Fichte stands on the crack. Weil walks over and stands beside him. But her stance is different. Fichte faces the darkness below. Weil faces upward — toward what? She can't quite say. Light? Grace? Something she didn't make?

She carries nothing. Her notebooks — dozens of them, densely filled — are not on her. She left them with others. Thibon got some. Perrin got some. She published almost nothing in her lifetime. Her cognition was not meant to be kept. It was meant to be done and released.

She stands on the bridge. Eyes looking into the distance. What is out there? She doesn't know. She doesn't need to know. She only needs to look.

Attention doesn't need a target. Attention itself is the target.

Night deepens. The bridge grows quiet. Most people are doing something — watching the sky, playing billiards, writing equations, reading poetry, examining corn.

Weil does nothing. She stands there. Looking.

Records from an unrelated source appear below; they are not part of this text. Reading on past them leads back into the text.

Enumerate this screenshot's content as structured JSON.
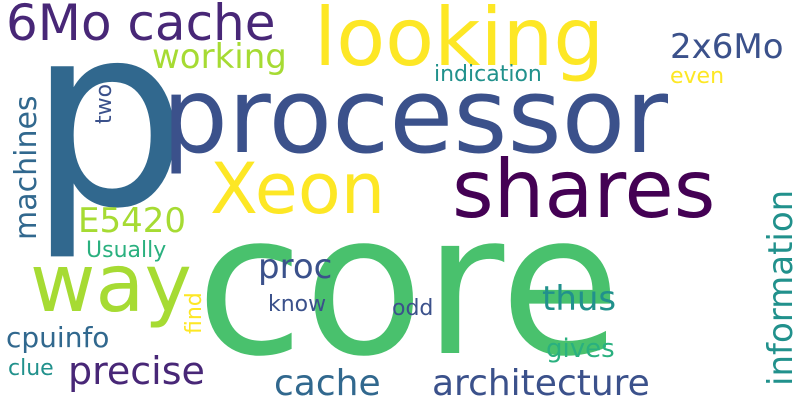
{
  "words": {
    "p": {
      "text": "p",
      "color": "#31688e"
    },
    "core": {
      "text": "core",
      "color": "#49c16d"
    },
    "processor": {
      "text": "processor",
      "color": "#3b518b"
    },
    "looking": {
      "text": "looking",
      "color": "#fde725"
    },
    "shares": {
      "text": "shares",
      "color": "#440154"
    },
    "xeon": {
      "text": "Xeon",
      "color": "#fde725"
    },
    "way": {
      "text": "way",
      "color": "#a6db33"
    },
    "cache_6mo": {
      "text": "6Mo cache",
      "color": "#482777"
    },
    "working": {
      "text": "working",
      "color": "#a6db33"
    },
    "x2_6mo": {
      "text": "2x6Mo",
      "color": "#3b518b"
    },
    "indication": {
      "text": "indication",
      "color": "#21918c"
    },
    "even": {
      "text": "even",
      "color": "#fde725"
    },
    "two": {
      "text": "two",
      "color": "#3b518b"
    },
    "machines": {
      "text": "machines",
      "color": "#31688e"
    },
    "e5420": {
      "text": "E5420",
      "color": "#a6db33"
    },
    "usually": {
      "text": "Usually",
      "color": "#2ab07f"
    },
    "proc": {
      "text": "proc",
      "color": "#3b518b"
    },
    "information": {
      "text": "information",
      "color": "#21918c"
    },
    "thus": {
      "text": "thus",
      "color": "#21918c"
    },
    "find": {
      "text": "find",
      "color": "#fde725"
    },
    "know": {
      "text": "know",
      "color": "#3b518b"
    },
    "odd": {
      "text": "odd",
      "color": "#3b518b"
    },
    "cpuinfo": {
      "text": "cpuinfo",
      "color": "#31688e"
    },
    "precise": {
      "text": "precise",
      "color": "#482777"
    },
    "gives": {
      "text": "gives",
      "color": "#2ab07f"
    },
    "clue": {
      "text": "clue",
      "color": "#21918c"
    },
    "cache": {
      "text": "cache",
      "color": "#31688e"
    },
    "architecture": {
      "text": "architecture",
      "color": "#3b518b"
    }
  }
}
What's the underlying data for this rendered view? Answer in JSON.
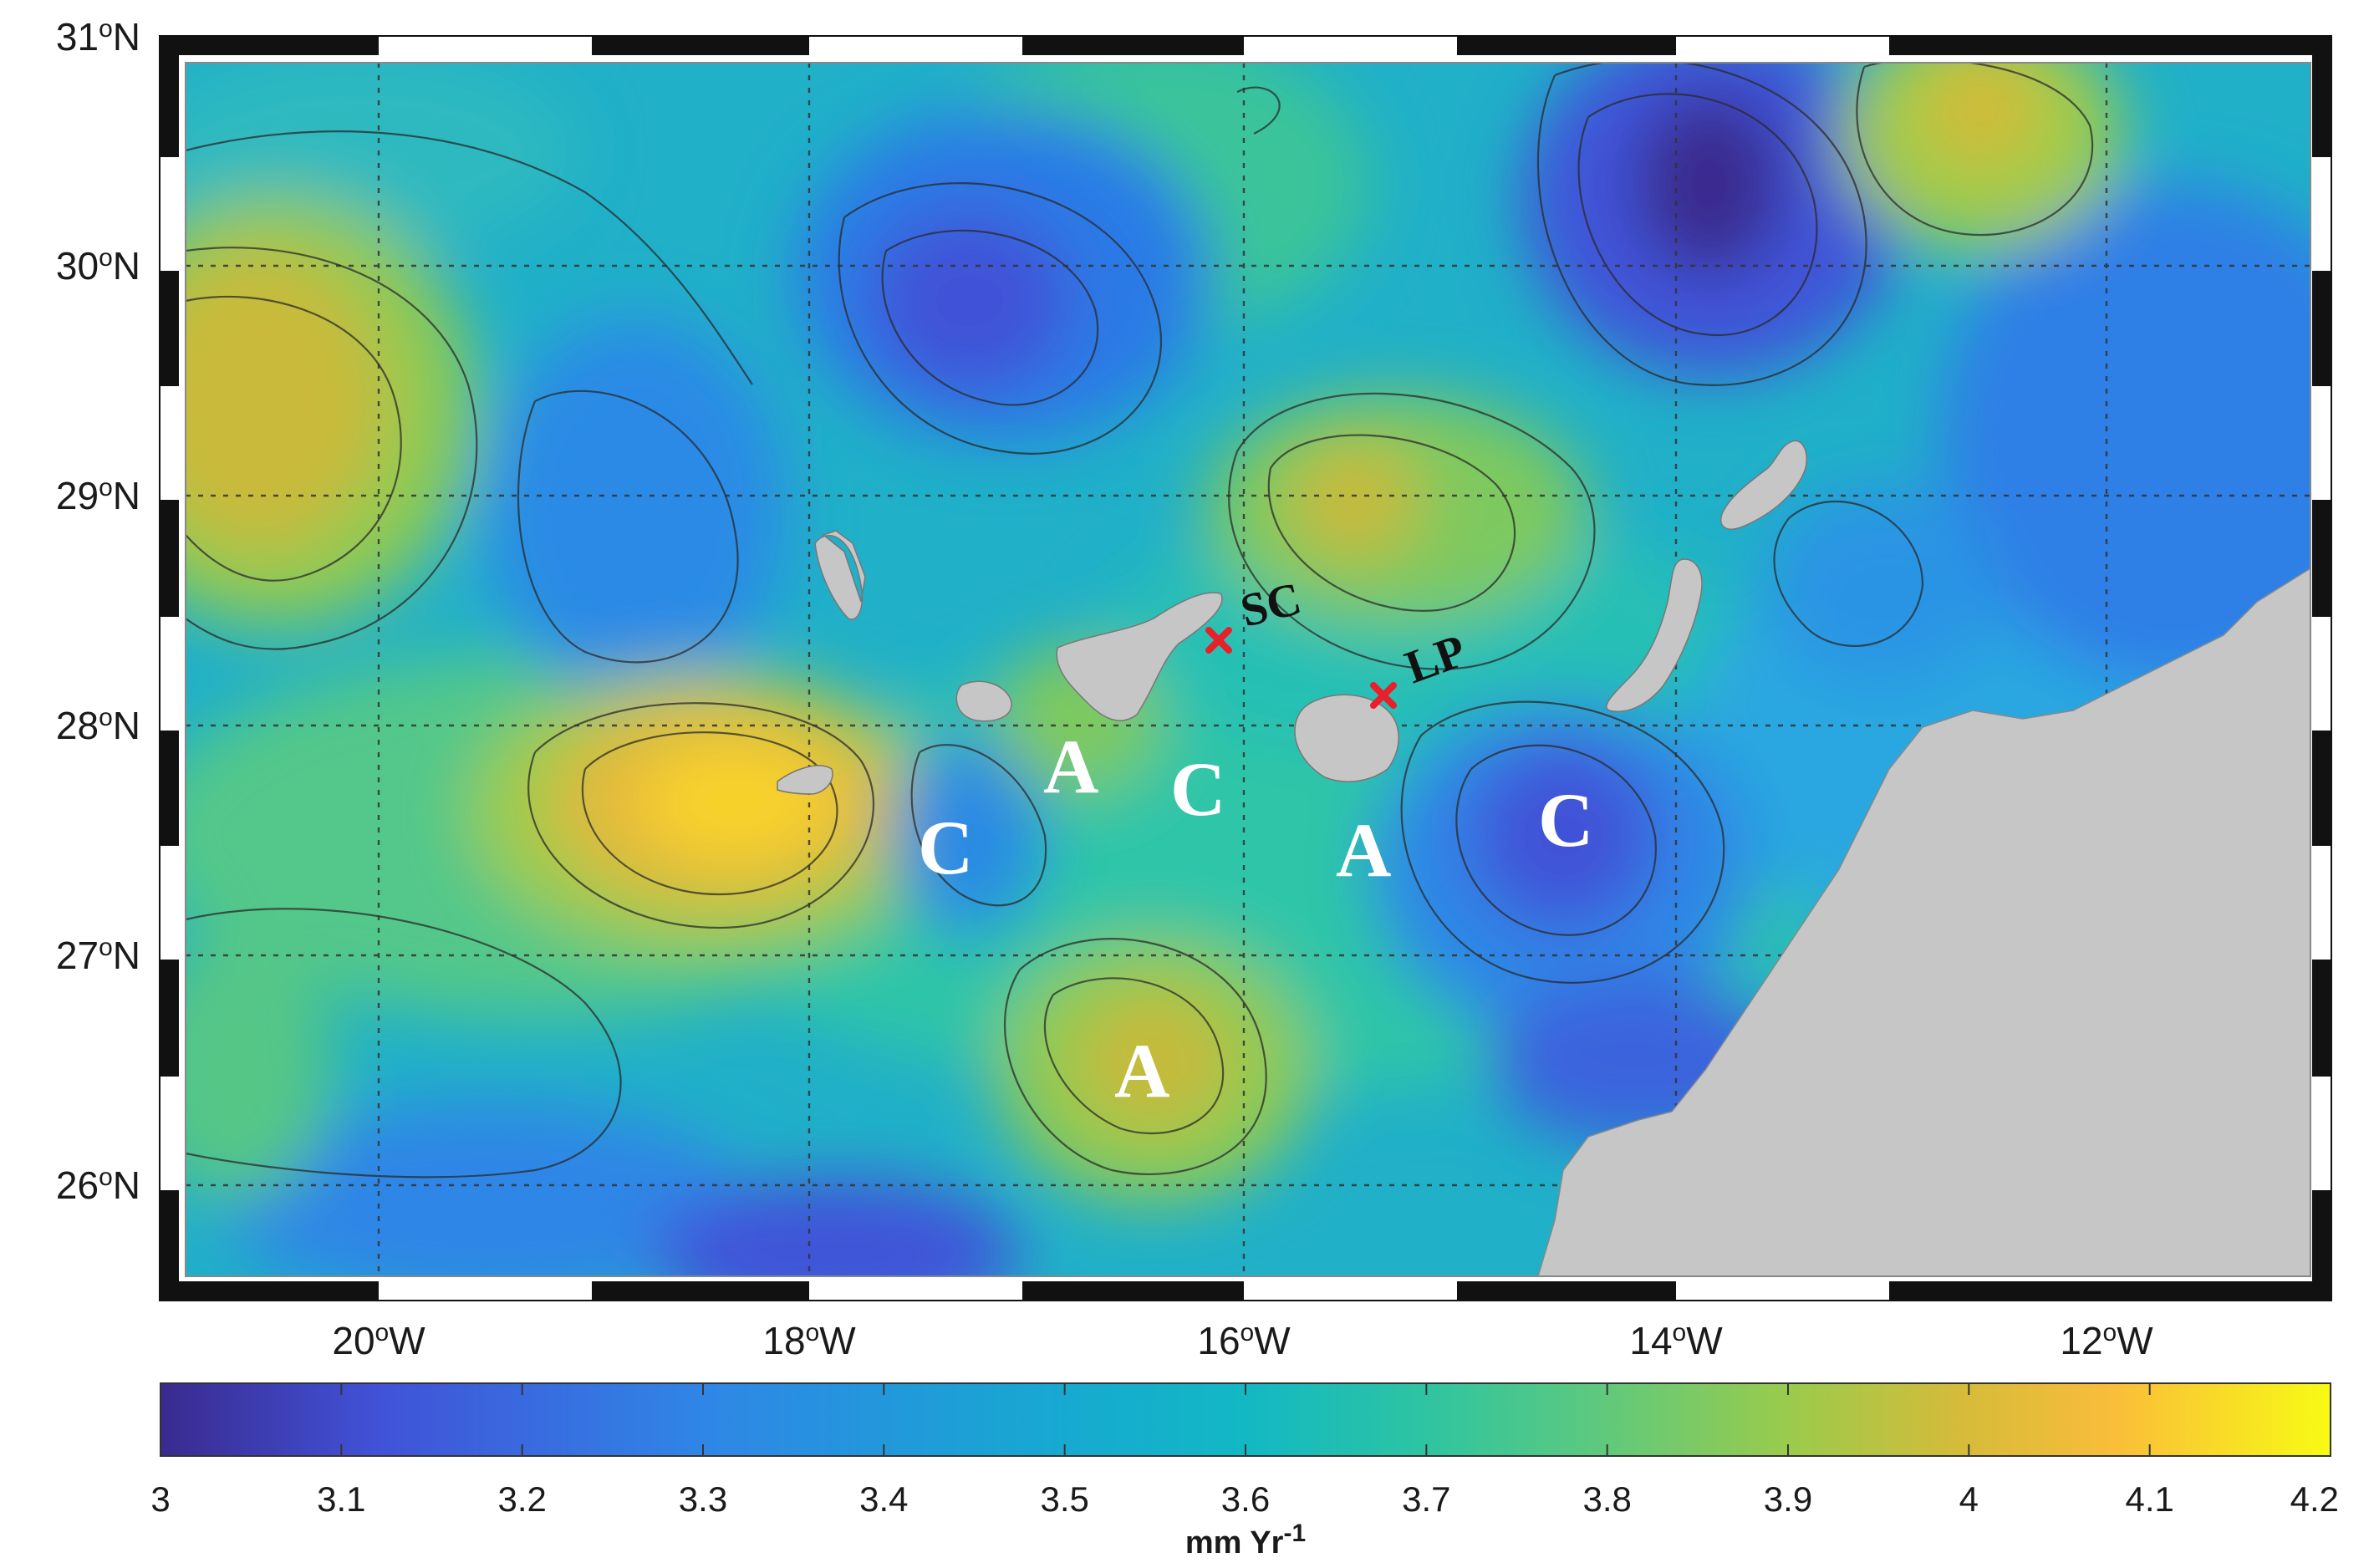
{
  "map": {
    "lat_ticks": [
      {
        "deg": "31",
        "sup": "o",
        "hemi": "N"
      },
      {
        "deg": "30",
        "sup": "o",
        "hemi": "N"
      },
      {
        "deg": "29",
        "sup": "o",
        "hemi": "N"
      },
      {
        "deg": "28",
        "sup": "o",
        "hemi": "N"
      },
      {
        "deg": "27",
        "sup": "o",
        "hemi": "N"
      },
      {
        "deg": "26",
        "sup": "o",
        "hemi": "N"
      }
    ],
    "lon_ticks": [
      {
        "deg": "20",
        "sup": "o",
        "hemi": "W"
      },
      {
        "deg": "18",
        "sup": "o",
        "hemi": "W"
      },
      {
        "deg": "16",
        "sup": "o",
        "hemi": "W"
      },
      {
        "deg": "14",
        "sup": "o",
        "hemi": "W"
      },
      {
        "deg": "12",
        "sup": "o",
        "hemi": "W"
      }
    ],
    "eddies": [
      {
        "label": "A",
        "type": "anticyclone"
      },
      {
        "label": "C",
        "type": "cyclone"
      },
      {
        "label": "C",
        "type": "cyclone"
      },
      {
        "label": "A",
        "type": "anticyclone"
      },
      {
        "label": "C",
        "type": "cyclone"
      },
      {
        "label": "A",
        "type": "anticyclone"
      }
    ],
    "sites": [
      {
        "label": "SC",
        "marker": "red-x",
        "color": "#e8202a"
      },
      {
        "label": "LP",
        "marker": "red-x",
        "color": "#e8202a"
      }
    ],
    "land_color": "#c6c6c6"
  },
  "colorbar": {
    "ticks": [
      "3",
      "3.1",
      "3.2",
      "3.3",
      "3.4",
      "3.5",
      "3.6",
      "3.7",
      "3.8",
      "3.9",
      "4",
      "4.1",
      "4.2"
    ],
    "range": [
      3,
      4.2
    ],
    "unit_main": "mm Yr",
    "unit_sup": "-1",
    "colors": [
      "#3a2a8e",
      "#4152d8",
      "#2f86e6",
      "#16aad0",
      "#1dbfb2",
      "#4cc98a",
      "#9acb4c",
      "#d6bb3a",
      "#f9bd3a",
      "#f8fa14"
    ]
  }
}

Looking is everything.[1][2]

[1]

Weil's "attention is prayer" corresponds in the SAE framework to the structure argued in the Epistemology Series' fourth essay, "There Is Only One Door" (DOI: 10.5281/zenodo.19502952ff): the highest form of cognition is not "I" reaching out to grasp the object, but "I" stepping back to let the other's questioning penetrate. Weil's "attention" and SAE's "questioning by the other" are structurally cognate — both point to a non-self-initiated, externally arriving mode of cognitive contact. Weil's "emptying the self" corresponds to the SAE methodology's via negativa (DOI: 10.5281/zenodo.19481304): arriving at truth not through affirmation but through exclusion — excluding "I"'s fear, "I"'s expectations, "I"'s will to control. "Gravity" in the SAE framework corresponds to the inertia of posterior-colonizing-prior — attention pulled toward established patterns. "Grace" corresponds to the moment when remainder breaks through the direction wall — a cognitive arrival that "I" did not manufacture. For the theoretical foundations of the chisel-construct cycle and remainder conservation, see the three foundational SAE papers (DOI: 10.5281/zenodo.18528813, 10.5281/zenodo.18666645, 10.5281/zenodo.18727327). The preceding one hundred essays are available at nondubito.net.

[2]

Biographical material on Weil draws primarily from Simone Pétrement, Simone Weil: A Life (Pantheon, 1976; French original 1973) and Francine du Plessix Gray, Simone Weil (Viking, 2001). Weil (February 3, 1909–August 24, 1943) was born in Paris to a secular Jewish family. Her brother André Weil was one of the greatest mathematicians of the twentieth century. Graduate of the École Normale Supérieure; student of the philosopher Alain. Factory work at Renault and other plants, 1934–1935; documented in her Factory Journal. Briefly joined an anarchist unit in the Spanish Civil War, 1936. Core works: Gravity and Grace (La Pesanteur et la Grâce, 1947, posthumously compiled by Gustave Thibon), Waiting for God (Attente de Dieu, 1950, posthumously compiled by Father J.-M. Perrin), The Need for Roots (L'Enracinement, 1949). "Attention, taken to its highest degree, is the same thing as prayer": from "Reflections on the Right Use of School Studies" in Waiting for God. "The capacity to give one's attention to a sufferer is almost a miracle": same essay. Weil refused baptism throughout her life, citing solidarity with those outside the Church. Died August 24, 1943, in Ashford, England, from tuberculosis compounded by refusal to eat. Death certificate: "did kill and slay herself by refusing to eat whilst the balance of her mind was disturbed." Round Five, Essay Seven.